Directed acyclic graphs do not use the conventional proof-of-work consensus algorithm. Compared to cryptocurrencies that rely on mining to maintain the blockchain network, the carbon footprint of directed acyclic graphs is only a fraction of the original.


No transaction fees

Because there are no miners, users do not have to pay fees for posting transactions, but sometimes they have to pay a small fee to certain types of nodes. Low fees (free is better) are very attractive to users who make small payments, because high network fees would make them work in vain.


No scalability issues

Compared to traditional blockchain networks, DAGs are not constrained by block times and can process many more transactions per second, which many supporters believe makes DAGs more valuable in Internet of Things (IoT) use cases where machines interact with each other.


Disadvantages of Directed Acyclic Graphs

Not completely decentralized

Protocols based on directed acyclic graphs have various centralized properties. Some believe that this is a short-term solution to launch the network, but it remains to be seen whether directed acyclic graphs can thrive without third-party interference. If they do not succeed, the network will be opened to attack vectors and will eventually be severely damaged.

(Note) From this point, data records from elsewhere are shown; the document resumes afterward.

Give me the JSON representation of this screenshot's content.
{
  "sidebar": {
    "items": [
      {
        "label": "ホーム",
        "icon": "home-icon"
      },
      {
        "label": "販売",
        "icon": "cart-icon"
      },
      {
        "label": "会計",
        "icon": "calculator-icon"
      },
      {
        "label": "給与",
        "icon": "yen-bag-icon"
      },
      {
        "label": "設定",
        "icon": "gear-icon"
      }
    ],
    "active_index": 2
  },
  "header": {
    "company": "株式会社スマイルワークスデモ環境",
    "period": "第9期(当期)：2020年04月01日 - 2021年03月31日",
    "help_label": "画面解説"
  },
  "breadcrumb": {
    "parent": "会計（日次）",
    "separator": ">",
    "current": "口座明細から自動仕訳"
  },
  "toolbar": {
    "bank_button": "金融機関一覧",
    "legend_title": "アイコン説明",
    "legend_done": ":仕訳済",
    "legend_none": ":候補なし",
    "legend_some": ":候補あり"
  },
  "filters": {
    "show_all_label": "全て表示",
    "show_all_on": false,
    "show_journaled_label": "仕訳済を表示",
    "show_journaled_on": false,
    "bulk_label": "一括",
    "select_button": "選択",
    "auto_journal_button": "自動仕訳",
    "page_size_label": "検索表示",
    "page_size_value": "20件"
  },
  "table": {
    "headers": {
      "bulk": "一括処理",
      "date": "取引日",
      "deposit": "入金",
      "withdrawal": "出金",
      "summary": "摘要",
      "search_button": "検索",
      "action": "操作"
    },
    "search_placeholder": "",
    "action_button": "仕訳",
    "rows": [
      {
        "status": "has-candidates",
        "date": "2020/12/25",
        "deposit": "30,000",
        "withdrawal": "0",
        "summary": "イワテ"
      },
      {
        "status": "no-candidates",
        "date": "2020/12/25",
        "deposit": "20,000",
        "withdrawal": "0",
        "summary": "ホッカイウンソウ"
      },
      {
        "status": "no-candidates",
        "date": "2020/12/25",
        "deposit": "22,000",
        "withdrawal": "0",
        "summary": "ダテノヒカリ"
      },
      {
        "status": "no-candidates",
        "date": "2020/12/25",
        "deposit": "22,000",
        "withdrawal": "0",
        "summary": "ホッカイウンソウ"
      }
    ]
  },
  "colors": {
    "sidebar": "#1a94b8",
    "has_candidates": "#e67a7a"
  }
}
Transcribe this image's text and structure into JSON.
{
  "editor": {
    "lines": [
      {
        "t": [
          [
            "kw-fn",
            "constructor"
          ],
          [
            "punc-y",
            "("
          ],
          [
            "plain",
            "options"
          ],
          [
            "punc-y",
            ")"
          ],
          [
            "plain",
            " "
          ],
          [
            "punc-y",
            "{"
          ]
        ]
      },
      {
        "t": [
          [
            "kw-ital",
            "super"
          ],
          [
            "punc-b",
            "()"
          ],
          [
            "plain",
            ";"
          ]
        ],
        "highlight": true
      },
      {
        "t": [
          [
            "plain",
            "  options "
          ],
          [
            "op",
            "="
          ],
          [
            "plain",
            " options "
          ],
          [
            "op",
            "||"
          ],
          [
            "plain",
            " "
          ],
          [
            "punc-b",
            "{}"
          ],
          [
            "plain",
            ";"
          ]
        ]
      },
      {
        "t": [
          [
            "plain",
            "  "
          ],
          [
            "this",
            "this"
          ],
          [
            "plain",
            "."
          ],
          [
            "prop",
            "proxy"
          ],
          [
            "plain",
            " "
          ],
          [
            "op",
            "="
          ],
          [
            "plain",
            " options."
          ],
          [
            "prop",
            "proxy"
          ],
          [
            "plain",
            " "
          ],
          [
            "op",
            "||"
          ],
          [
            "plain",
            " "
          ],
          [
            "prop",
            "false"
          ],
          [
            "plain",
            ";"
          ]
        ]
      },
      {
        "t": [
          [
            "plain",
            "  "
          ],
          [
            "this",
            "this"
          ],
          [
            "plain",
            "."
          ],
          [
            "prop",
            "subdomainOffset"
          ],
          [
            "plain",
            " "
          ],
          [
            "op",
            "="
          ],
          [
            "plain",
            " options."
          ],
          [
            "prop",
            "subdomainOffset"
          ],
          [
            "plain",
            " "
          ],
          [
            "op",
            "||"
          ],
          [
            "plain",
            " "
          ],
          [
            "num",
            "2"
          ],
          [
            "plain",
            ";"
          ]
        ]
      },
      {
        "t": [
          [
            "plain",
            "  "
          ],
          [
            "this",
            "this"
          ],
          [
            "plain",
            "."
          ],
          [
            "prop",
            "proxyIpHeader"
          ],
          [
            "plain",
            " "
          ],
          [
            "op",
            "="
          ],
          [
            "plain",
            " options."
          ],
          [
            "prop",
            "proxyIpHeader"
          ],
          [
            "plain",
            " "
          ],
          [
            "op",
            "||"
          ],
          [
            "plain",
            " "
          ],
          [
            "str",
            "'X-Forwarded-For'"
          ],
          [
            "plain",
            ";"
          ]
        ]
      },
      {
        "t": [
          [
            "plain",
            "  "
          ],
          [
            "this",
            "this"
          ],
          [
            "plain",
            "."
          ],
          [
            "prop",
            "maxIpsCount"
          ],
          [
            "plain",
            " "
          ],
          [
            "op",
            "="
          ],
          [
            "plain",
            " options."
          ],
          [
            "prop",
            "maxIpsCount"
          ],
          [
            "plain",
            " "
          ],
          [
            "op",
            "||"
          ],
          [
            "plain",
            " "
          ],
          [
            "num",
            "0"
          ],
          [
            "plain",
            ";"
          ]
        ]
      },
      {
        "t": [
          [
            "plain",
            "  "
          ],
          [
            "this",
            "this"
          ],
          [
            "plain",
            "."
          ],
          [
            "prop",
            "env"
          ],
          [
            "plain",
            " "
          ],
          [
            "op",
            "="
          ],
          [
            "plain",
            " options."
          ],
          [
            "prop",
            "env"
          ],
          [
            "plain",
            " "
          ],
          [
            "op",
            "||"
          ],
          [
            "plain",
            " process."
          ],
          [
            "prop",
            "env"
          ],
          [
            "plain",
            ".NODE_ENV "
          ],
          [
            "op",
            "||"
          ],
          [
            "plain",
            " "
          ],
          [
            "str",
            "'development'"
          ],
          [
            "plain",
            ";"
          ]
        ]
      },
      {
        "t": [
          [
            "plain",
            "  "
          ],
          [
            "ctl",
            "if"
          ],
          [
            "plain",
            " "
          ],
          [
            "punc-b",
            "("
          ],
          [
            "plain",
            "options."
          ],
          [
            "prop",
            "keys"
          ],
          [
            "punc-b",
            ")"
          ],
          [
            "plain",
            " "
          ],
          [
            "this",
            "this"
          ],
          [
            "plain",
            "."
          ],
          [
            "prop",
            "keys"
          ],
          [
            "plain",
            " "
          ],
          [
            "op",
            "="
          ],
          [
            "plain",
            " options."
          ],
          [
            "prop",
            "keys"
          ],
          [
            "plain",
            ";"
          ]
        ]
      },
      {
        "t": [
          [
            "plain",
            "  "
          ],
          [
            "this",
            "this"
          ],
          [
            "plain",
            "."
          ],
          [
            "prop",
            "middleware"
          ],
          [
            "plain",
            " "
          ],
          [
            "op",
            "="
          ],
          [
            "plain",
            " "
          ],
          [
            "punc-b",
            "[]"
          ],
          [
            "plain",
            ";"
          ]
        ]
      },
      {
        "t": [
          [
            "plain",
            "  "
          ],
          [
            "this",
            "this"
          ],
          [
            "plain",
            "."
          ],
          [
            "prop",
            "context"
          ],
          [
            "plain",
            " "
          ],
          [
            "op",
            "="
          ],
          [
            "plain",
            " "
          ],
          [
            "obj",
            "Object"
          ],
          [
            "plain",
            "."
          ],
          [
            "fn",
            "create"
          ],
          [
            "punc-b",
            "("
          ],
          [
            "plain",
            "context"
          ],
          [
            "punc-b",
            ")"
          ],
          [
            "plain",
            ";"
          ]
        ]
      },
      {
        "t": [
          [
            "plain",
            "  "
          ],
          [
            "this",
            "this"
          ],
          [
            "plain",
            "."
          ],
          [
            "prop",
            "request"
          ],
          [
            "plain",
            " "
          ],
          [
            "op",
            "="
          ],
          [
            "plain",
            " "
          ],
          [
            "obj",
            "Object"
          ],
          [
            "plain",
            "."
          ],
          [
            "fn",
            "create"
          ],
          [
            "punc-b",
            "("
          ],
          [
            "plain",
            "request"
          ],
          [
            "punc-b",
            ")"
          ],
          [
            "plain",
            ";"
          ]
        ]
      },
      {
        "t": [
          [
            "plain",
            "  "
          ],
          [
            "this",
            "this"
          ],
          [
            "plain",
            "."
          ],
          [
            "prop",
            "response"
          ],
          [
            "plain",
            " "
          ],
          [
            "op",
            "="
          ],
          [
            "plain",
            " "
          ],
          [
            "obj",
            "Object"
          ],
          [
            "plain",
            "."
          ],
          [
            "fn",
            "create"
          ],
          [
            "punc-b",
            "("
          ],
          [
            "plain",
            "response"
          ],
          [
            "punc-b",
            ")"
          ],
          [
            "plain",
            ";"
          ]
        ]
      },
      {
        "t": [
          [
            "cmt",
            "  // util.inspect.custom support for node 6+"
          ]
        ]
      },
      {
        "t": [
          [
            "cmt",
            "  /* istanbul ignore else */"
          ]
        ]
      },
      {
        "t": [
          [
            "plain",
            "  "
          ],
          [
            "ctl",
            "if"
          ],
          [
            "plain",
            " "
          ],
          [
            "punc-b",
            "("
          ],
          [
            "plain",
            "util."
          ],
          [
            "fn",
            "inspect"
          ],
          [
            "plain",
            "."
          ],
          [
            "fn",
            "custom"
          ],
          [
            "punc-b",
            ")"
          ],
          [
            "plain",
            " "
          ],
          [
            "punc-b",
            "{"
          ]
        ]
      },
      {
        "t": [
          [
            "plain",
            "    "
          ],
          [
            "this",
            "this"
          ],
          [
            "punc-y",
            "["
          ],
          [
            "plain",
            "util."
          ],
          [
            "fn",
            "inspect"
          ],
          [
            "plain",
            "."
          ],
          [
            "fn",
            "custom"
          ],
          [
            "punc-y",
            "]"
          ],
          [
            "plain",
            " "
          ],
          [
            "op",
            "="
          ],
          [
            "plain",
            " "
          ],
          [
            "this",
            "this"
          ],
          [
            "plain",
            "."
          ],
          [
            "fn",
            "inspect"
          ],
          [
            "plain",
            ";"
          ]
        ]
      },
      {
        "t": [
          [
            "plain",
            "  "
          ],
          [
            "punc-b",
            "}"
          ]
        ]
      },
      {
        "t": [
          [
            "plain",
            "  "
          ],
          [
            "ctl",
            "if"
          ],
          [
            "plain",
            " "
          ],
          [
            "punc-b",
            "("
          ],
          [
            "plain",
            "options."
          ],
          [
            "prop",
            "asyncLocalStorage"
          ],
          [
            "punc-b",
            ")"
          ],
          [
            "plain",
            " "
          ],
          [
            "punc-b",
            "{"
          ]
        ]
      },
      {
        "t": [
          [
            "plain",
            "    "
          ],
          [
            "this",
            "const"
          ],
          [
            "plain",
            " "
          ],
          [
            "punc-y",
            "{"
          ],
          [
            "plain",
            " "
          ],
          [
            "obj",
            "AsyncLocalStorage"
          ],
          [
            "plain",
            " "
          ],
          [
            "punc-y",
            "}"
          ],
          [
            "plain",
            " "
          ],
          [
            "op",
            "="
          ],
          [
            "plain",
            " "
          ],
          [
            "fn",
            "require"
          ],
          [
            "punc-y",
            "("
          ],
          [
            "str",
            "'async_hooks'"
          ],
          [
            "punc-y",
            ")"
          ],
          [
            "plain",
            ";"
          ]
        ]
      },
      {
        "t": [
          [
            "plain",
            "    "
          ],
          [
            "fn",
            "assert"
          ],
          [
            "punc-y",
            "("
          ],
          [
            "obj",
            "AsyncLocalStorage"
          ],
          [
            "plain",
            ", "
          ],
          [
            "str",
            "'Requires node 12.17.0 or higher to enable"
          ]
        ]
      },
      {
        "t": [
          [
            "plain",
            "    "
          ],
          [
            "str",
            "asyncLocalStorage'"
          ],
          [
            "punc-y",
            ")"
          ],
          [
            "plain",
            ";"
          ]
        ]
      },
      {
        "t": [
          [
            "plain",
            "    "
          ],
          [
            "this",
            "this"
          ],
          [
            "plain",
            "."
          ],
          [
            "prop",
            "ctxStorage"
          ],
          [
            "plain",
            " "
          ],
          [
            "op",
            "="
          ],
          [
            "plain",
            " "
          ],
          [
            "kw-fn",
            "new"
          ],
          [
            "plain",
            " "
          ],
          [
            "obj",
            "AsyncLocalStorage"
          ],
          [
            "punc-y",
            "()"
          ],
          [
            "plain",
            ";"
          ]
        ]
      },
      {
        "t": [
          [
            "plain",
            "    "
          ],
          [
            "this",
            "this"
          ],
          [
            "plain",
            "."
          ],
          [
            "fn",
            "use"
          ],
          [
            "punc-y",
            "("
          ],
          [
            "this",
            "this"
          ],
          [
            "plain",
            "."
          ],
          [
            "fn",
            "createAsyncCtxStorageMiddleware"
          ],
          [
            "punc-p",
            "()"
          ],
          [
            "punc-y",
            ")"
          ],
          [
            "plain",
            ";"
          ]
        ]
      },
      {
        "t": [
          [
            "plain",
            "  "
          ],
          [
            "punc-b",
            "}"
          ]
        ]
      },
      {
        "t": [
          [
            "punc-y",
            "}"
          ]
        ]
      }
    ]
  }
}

Not tested on a large scale

Although DAG-based cryptocurrencies have been around for a few years, they will take time to become widely adopted, so it is difficult to predict what incentives users will enjoy when using the system in the future.


Summarize

There is no doubt that directed acyclic graphs are an interesting technology for building cryptocurrency networks. So far, there are relatively few projects using this data structure and they are still underdeveloped.

Even so, if DAGs can realize their potential, they will certainly provide a driving force for many scalability ecosystems. There are countless use cases for DAG technology in areas that require high throughput and are free, such as the Internet of Things (IoT) and micropayments.